A Hong Kong record was made today (15 May) with over 25 000 primary students singing English folk songs at schools.
An application for the record to be set as a Guinness World Record of the largest number of primary students singing on one single day is being made.
Titled Little School Bags – Folk Songs Sing Along, the event is part of the English Festival 2006 organised by the Standing Committee on Language Education and Research (SCOLAR).
Participating students sang the theme song "I'd Like to Teach the World to Sing" at their own schools during the day. The event culminated in 15 000 primary students singing together at the same time at 3:00 p.m.
Witnessing the making of the record at one of the participating schools, SCOLAR Member, Mr Tony Choi, encouraged students to learn English by singing and listening to folk songs more.

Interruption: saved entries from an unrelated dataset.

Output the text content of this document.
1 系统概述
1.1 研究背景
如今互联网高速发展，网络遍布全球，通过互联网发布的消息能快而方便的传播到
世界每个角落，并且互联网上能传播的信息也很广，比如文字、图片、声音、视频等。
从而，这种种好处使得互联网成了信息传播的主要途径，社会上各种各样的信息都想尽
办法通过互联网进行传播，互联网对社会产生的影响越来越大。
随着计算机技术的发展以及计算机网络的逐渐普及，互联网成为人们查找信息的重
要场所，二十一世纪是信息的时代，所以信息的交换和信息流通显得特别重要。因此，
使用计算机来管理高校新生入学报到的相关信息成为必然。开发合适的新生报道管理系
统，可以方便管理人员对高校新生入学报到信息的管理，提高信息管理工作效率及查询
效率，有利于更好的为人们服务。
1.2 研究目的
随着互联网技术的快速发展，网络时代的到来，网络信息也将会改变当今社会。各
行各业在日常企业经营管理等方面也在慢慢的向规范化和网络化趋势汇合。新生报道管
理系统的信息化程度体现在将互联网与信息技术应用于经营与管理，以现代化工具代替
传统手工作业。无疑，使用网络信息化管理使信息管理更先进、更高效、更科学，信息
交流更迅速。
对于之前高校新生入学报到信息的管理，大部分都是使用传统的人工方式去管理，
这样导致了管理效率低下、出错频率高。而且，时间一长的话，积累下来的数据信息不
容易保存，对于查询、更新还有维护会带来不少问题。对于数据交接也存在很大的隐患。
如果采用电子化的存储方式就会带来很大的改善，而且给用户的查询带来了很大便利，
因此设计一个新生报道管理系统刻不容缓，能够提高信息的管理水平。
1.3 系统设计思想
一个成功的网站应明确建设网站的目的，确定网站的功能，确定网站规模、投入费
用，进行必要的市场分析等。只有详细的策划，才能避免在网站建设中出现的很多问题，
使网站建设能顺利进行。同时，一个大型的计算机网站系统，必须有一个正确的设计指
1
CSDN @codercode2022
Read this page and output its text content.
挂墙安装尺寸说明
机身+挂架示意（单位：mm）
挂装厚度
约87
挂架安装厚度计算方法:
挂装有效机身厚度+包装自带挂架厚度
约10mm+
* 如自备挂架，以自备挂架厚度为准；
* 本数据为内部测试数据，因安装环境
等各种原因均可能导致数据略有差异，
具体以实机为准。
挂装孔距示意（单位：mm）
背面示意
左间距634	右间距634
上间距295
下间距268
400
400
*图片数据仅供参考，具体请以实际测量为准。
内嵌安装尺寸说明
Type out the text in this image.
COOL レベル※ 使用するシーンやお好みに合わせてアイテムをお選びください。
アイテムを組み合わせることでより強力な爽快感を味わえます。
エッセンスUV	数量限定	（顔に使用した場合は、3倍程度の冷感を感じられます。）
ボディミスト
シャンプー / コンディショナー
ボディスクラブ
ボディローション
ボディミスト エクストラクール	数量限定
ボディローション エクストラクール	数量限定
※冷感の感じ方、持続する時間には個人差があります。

"SCOLAR always supports learning of English through multiple ways. To extend the spirit of this activity, a teaching kit on English folk songs has been prepared for teachers participating in the mass singing today for their future reference in using English folk songs to teach the language at school," he said.
Free copies of the teaching kit are now available for other teachers or parents on a first-come-first-served basis. Interested parties may call SCOLAR Support Unit at 3527 0178 from 16 May to 20 June 2006 for collection of the kits.
Little School Bags – Folk Songs Sing Along was organised by the Rotaract Club of Kingspark Hong Kong for the English Festival 2006 to motivate students to appreciate English folk songs. Participating students were introduced to various classic folk song that have been familiar to many Hong Kong people since the early seventies such as "I'd Like to Teach the World to Sing", "Raindrops Keep Falling on My Head", "Country Roads, Take Me Home" and "Vincent".
President of the Rotaract Club of Kingspark Hong Kong, Miss Vivian Choi, also attended today's mass singing event.
Funded by the Language Fund, the English Festival was first launched in 2005 to raise public interest in the learning and use of English. There will be school-based activities ranging from drama, debate, games, music, painting, to writing, and two television programmes this year.
More information about the English Festival 2006 is available on the SCOLAR website at http://www.language-education.com.
Established in 1996, SCOLAR advises the Government on language education issues and the use of the Language Fund.
SCOLAR Member, Mr Tony Choi (men in blue t-shirt), witnesses the making of a Hong Kong record that involves the largest number of primary students singing on one single day.